Early embryonic development of oocyte-specific Sirt6 knockout mice is characterized by delayed development and shorter telomeres
To study the early embryonic development of Sirt6 CKO mice and its impact on the TL of embryos, as well as whether NAD+ regulates the TL of preimplantation embryos through Sirt6, we performed ICSI on WT and CKO mouse MII oocytes, and then cultured fertilized oocytes with or without NMN. The embryonic development of the preimplantation embryos in both groups was assessed with and without the administration of NMN (Fig. 6a).
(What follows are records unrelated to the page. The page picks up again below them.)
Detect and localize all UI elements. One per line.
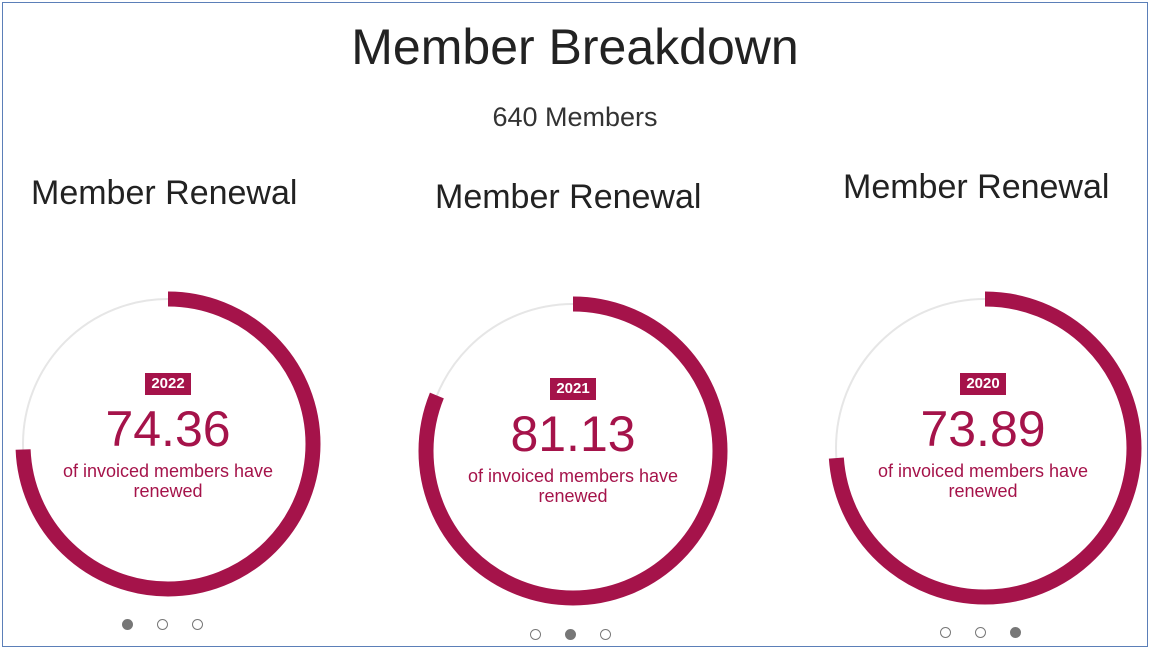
card-title: Member Renewal	[31, 174, 298, 212]
gauge-caption: of invoiced members have renewed	[877, 461, 1089, 501]
carousel-dot[interactable]	[157, 619, 168, 630]
carousel-dot[interactable]	[122, 619, 133, 630]
carousel-dots	[122, 619, 203, 630]
card-title: Member Renewal	[843, 168, 1110, 206]
carousel-dots	[940, 627, 1021, 638]
gauge-caption: of invoiced members have renewed	[467, 466, 679, 506]
renewal-percentage: 73.89	[920, 401, 1046, 457]
card-title: Member Renewal	[435, 178, 702, 216]
member-count: 640 Members	[492, 102, 658, 132]
carousel-dot[interactable]	[940, 627, 951, 638]
carousel-dot[interactable]	[600, 629, 611, 640]
gauge-center: 2022 74.36 of invoiced members have rene…	[48, 373, 288, 501]
dashboard-frame: Member Breakdown 640 Members Member Rene…	[2, 2, 1148, 647]
year-badge: 2021	[550, 378, 596, 400]
year-badge: 2022	[145, 373, 191, 395]
carousel-dot[interactable]	[975, 627, 986, 638]
renewal-percentage: 81.13	[510, 406, 636, 462]
carousel-dot[interactable]	[1010, 627, 1021, 638]
year-badge: 2020	[960, 373, 1006, 395]
gauge-center: 2021 81.13 of invoiced members have rene…	[453, 378, 693, 506]
carousel-dot[interactable]	[530, 629, 541, 640]
gauge-center: 2020 73.89 of invoiced members have rene…	[863, 373, 1103, 501]
page-title: Member Breakdown	[351, 19, 799, 75]
gauge-caption: of invoiced members have renewed	[62, 461, 274, 501]
carousel-dot[interactable]	[565, 629, 576, 640]
carousel-dots	[530, 629, 611, 640]
carousel-dot[interactable]	[192, 619, 203, 630]
renewal-percentage: 74.36	[105, 401, 231, 457]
As shown in Fig. 6a, CKO or CKO + NMN mouse oocyte-derived embryos presented delayed development (red asterisk) compared with the WT group. In terms of the blastocyst formation rate, we noted that the incidence in the CKO (52.4%, n = 21) and CKO + NMN groups (52.4%, n = 21) was significantly lower than that in the WT group (89.6%,n = 48) (WT vs. CKO, p < 0.001; WT vs. CKO + NMN, p < 0.001), although its cleavage capacity remained unaffected (WT vs. CKO: 90.6%, n = 53 vs. 84%, n = 25, p = 0.3970; WT vs. CKO + NMN: 90.6%, n = 53 vs. 84%, n = 25, p = 0.3970) (Fig. 6b, c). These observations suggest that when Sirt6 is deficient in oocytes, the developmental potential of early embryos is compromised and cannot be restored even in the presence of NAD+. Figure 6d shows that the TL of mature oocytes in CKO mice (0.30 ± 0.23, n = 18) was considerably shorter than that in WT mice (0.90 ± 0.68, n = 23) (WT vs. CKO, p = 0.0010) (Fig. 6d). Consistent with this concept, the TL of blastocysts derived from the oocytes of CKO mice (0.52 ± 0.19, n = 11) was significantly shorter than that of WT mice (0.91 ± 0.37, n = 26) (WT vs. CKO, p = 0.0340). When NMN was added, the TL in the WT group (1.24 ± 0.52, n = 24) dramatically increased (WT vs. WT + NMN, p = 0.0203). The TL in the CKO group (0.53 ± 0.21, n = 11) was not substantially different from that previously reported (CKO vs. CKO + NMN, p > 0.9999), but was much shorter than that in the WT group (WT vs. CKO + NMN, p = 0.0400) (Fig. 6e). Taken together, these results suggest that oocyte Sirt6 is critical for maintaining early embryonic telomere function and genome integrity in the presence of NAD+, which determines developmental capacity.